The pandemic has sparked a golden age of crypto scams
Crypto numbers can be unreliable – according to some studies, up to 90% of trades on most exchanges are “wash trading”: bogus trades designed to generate a false impression of volume, which in turn attracts more traders and influences prices. But the numbers we have, while rough, reflect a booming industry defined in large part by volatile speculation and fraud. In 2021, consumers spent an estimated $25 billion on non-fungible tokens, or NFTs (a crypto sub-industry in which wash trading is also rampant). During the same period, DeFi scams robbed people of over $10 billion. The crypto industry has seemingly endless money (some endorsement deals involve crypto or company equity) to splash on stadium naming rights, ads with Matt Damon and LeBron James and talent in the tech industry. Mirroring aspects of multilevel marketing, in which participants are forced to bring new suckers through the door, crypto is both the leading get-rich-quick scheme of our time and the mistrust of many. This dissonance – where a potential financial opportunity, even when sold in a deceptive manner, meets extreme risk – is a hallmark of the golden age of fraud.
A quick look at consumer data and government reports shows that now is the time to be a scammer. From catfishing — a quarter of all fraud reported to the Federal Trade Commission last year came from social media — to identity theft, ransomware and old-fashioned phone scammers trying to extort banking information to the elderly, there seems to be a constant proliferation. varieties of scams and ways for criminals to get payment. With the pandemic pushing people to spend more time (and money) online, crypto wallets and PayPal login credentials have become juicy targets alongside credit cards and social security numbers. “The pandemic has created so many more points of vulnerability,” the CEO of an insurance company told CNBC last year. While Forbes the article was not a big shake-up, Heather Morgan clearly understood that circumstances had changed and could favor criminals like her.
The golden age of fraud has seeped into the culture for years now. One of the most popular current shows on Netflix is about Anna Delvey, a con artist who defrauded a range of wealthy Manhattanites, as well as banks and hotels, and garnered her own legion of fans after her arrest. In California, Elizabeth Holmes awaits her legal fate for running the multi-billion dollar Theranos scam. From WeWork’s reckless spending to the Sackler family’s deadly opioid push, corporate America has decided that the normal rules, and perhaps the law, don’t apply.
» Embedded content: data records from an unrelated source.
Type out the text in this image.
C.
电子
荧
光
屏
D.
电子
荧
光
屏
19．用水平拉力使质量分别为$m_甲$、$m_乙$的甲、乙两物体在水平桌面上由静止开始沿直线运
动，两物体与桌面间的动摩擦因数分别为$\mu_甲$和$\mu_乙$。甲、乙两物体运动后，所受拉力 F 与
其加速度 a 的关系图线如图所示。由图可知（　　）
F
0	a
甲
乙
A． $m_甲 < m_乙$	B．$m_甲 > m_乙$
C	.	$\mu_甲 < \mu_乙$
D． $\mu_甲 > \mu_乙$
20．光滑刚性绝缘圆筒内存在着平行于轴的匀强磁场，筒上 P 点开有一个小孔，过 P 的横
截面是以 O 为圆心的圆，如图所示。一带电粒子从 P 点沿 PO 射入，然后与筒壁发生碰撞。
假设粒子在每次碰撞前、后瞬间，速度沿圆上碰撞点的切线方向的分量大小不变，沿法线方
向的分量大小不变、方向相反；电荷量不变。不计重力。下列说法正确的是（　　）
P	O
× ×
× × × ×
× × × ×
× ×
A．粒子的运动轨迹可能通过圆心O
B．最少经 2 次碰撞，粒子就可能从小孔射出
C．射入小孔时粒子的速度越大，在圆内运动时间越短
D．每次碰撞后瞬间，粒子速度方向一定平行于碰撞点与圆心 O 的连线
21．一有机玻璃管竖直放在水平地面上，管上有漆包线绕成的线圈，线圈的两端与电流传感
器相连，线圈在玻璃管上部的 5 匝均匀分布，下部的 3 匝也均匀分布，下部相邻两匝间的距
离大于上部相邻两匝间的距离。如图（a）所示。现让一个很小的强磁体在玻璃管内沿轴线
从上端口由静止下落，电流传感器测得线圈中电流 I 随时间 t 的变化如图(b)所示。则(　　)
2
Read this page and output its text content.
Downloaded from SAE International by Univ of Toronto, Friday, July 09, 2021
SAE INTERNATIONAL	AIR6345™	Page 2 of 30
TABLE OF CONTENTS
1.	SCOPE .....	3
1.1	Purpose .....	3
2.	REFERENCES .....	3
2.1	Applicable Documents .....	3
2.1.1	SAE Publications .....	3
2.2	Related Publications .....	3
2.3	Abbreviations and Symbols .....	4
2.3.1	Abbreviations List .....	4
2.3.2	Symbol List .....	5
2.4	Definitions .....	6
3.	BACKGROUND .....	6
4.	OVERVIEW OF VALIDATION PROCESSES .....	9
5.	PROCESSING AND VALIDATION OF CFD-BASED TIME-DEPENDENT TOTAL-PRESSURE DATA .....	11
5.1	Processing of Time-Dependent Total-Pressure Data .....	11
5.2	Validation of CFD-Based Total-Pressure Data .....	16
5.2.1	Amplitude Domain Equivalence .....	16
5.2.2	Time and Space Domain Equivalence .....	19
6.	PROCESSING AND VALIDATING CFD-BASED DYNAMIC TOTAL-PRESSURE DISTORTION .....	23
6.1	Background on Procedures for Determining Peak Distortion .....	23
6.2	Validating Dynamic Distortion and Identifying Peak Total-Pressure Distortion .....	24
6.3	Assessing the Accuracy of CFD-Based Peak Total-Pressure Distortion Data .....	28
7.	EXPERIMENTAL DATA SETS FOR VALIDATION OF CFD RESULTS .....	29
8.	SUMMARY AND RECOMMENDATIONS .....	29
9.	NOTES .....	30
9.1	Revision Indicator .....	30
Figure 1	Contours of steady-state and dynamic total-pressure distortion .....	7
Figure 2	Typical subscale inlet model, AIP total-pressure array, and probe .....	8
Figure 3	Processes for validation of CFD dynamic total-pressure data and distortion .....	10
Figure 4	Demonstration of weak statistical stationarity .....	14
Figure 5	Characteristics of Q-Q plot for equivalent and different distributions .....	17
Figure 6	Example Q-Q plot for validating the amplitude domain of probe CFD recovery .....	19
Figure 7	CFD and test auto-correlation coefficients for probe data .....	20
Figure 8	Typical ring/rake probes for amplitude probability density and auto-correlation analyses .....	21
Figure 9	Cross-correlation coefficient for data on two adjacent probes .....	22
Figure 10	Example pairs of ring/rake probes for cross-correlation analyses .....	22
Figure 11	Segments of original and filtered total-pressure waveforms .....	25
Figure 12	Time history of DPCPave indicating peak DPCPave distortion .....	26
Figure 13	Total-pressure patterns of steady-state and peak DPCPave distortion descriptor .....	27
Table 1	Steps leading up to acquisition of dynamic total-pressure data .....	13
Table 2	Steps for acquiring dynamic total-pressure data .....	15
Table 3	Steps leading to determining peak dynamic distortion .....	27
The Republican Party, bereft of ideas beyond the angry culture war, remains in the grip of former President Donald Trump, the nation’s most stubbornly successful crook, whose new media venture may , for now at least, is worth billions despite having almost no assets or income. . (Trump’s recalcitrant new social network, Truth Social, is just a revamped version of Mastodon, an open source social media platform.)
In the golden age of fraud, the scam sits comfortably alongside the general sense of unreality that pervades the American economy. JPEGs sell for millions of dollars and are denominated as a new asset class, despite the many practical and philosophical problems that accompany them. Short-lived meme actions and dog-themed crypto tokens are outperforming deep-pocketed companies that actually, you know, make things. The richest man in the world, Elon Muskowes his fortune to a subsidized by the state electric car maker that produces far fewer vehicles than its competitors but is worth more than almost all of them combined. (Although it must be said that Musk’s rivals are often not much better: Volkswagen, the world’s second-largest automaker by revenue, has cooked the books for years in rigging emissions detection software.)